A backwoods Missouri boy in white wool hat and corduroys produces half a dollar, and with nervous hand throws the dice.

'All right, sir-two, five, fourteen. Fourteen draws these splendid gold ear-rings, worth three dollars and a half,' (actual value about one dime.). 'Try again, sir? Very well; here is your change. Luck again. Eight wins you this ten-dollar bead purse. Once more? Wait a minute; this gentleman's turn first. Sixteen. You have won that splendid enamel-cased ivoryhandled bowie. You'll try another? Certainly. Twenty-one. By Jove! you have the silver goblet.

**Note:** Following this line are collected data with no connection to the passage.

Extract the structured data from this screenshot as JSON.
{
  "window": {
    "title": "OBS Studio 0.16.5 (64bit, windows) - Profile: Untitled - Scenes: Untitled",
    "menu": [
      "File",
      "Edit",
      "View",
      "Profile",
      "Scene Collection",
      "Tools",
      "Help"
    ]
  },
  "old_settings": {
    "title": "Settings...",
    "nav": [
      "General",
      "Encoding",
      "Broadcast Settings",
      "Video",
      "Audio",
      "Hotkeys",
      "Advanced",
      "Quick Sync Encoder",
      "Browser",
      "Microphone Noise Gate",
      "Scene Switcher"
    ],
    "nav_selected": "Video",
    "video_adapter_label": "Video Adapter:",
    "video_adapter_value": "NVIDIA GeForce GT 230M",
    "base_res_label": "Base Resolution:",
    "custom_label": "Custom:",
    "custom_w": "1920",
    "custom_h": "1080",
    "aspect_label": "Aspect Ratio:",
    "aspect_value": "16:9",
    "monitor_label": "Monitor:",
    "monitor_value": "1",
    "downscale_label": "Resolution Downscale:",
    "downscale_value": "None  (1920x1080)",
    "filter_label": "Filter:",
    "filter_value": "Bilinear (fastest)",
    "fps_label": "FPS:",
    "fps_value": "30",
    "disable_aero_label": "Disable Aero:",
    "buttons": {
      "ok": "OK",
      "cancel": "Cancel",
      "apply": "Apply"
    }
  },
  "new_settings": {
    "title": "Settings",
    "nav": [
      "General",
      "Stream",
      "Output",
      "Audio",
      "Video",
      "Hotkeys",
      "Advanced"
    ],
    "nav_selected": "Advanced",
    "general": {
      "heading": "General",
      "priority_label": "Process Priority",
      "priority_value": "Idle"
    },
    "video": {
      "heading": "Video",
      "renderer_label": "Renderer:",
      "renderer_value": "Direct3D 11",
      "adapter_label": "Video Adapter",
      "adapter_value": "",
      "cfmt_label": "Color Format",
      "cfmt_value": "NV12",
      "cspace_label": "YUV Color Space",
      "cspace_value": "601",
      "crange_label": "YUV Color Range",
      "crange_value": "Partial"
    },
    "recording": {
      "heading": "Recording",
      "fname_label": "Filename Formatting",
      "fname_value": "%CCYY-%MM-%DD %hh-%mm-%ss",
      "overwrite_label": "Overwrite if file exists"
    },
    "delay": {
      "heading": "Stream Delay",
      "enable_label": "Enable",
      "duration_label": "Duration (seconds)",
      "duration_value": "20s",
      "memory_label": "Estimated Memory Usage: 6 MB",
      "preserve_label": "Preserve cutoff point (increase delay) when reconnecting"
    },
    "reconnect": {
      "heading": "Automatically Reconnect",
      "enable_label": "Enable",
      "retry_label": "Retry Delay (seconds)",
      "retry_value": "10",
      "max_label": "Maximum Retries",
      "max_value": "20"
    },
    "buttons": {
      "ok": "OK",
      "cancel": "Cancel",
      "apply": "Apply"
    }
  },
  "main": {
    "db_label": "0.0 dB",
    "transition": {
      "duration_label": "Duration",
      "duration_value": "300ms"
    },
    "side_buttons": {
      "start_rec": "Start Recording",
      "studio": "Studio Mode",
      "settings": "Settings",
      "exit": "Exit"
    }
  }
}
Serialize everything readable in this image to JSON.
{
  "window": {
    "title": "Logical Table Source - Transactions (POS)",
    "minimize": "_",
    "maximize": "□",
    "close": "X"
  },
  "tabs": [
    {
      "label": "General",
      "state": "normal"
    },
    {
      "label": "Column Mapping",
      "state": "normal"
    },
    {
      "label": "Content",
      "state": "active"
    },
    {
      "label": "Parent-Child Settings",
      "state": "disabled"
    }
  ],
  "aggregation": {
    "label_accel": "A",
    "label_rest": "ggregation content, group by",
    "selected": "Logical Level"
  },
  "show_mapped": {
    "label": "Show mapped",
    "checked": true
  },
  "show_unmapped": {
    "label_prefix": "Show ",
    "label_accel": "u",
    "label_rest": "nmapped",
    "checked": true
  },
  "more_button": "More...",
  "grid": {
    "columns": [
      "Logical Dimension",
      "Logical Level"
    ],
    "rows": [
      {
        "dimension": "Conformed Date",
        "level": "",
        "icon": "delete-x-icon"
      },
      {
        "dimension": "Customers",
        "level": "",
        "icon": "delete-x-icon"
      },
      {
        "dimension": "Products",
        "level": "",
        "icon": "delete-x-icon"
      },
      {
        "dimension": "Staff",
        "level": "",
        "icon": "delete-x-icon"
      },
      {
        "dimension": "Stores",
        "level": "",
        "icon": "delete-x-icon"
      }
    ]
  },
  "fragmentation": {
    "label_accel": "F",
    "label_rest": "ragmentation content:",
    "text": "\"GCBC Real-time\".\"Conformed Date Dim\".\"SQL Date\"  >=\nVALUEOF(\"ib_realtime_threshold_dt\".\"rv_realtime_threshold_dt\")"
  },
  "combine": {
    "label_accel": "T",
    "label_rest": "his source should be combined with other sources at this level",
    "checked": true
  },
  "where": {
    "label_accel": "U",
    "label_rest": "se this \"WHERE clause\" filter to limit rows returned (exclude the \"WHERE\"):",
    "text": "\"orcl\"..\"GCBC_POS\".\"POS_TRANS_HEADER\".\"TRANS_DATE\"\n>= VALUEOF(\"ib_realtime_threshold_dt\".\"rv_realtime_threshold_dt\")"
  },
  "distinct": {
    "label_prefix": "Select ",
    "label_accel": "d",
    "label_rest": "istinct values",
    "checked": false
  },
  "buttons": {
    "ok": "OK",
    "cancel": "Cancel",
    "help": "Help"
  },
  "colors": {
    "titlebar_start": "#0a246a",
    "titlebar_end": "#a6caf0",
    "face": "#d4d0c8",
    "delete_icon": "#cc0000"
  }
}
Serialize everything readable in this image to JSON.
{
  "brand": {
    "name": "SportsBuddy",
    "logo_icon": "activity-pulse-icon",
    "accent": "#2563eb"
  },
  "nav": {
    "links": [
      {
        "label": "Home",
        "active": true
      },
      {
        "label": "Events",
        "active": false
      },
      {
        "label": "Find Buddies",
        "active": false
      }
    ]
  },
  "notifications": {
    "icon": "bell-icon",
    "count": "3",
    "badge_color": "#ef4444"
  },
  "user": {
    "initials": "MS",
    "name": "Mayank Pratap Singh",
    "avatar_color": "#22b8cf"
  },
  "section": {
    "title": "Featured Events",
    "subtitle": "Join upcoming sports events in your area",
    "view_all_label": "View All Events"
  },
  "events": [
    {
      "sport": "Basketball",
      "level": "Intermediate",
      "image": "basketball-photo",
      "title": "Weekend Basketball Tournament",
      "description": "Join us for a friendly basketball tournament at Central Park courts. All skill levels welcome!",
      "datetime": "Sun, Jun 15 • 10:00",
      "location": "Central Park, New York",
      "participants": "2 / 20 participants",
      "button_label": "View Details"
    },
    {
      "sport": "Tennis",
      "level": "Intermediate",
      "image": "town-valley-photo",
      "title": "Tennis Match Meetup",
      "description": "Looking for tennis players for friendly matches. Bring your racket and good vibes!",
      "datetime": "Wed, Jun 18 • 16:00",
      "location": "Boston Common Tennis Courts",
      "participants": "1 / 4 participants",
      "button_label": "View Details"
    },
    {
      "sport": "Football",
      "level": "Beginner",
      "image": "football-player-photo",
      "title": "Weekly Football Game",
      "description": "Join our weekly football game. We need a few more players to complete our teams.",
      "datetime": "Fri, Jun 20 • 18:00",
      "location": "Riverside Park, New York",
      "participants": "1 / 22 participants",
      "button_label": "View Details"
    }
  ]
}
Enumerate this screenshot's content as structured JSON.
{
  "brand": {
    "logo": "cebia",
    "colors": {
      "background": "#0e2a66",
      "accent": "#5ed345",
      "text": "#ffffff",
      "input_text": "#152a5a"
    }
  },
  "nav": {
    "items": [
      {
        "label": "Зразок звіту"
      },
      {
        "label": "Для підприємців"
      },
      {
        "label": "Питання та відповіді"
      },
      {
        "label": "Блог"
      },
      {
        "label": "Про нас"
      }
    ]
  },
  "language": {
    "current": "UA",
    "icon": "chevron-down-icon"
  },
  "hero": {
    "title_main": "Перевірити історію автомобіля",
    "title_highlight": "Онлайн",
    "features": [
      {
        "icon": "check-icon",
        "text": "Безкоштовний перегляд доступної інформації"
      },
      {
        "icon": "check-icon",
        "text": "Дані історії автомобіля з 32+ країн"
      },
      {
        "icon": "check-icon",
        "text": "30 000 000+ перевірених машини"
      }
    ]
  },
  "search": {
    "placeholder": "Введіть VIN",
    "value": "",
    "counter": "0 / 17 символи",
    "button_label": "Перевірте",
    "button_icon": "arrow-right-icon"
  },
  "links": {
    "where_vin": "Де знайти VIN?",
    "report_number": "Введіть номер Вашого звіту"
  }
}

At this rate you'll break me in two hours; but I won't back out-not one of the backing. out kind. What will I give you for the knife and goblet? Five dollars. Take it, do you? Here's your money. Who will be the next lucky man? Keep the game lively, gentlemen.'

The gentlemen do keep it lively. That re-purchase was a master-stroke. It brings down the half dollars like rain, and the gambler reaps a rich harvest. The secret is, that the three or four really valuable articles are upon figures which the dice never exhibit, and on the others there is a profit of three or four hundred per cent. The victims are as profound philosophers as those who proposed to buy all the tickets in a lottery, and thus be sure of the prizes! They have failed to learn the great principle of commerce, that goods do not sell for less than cost.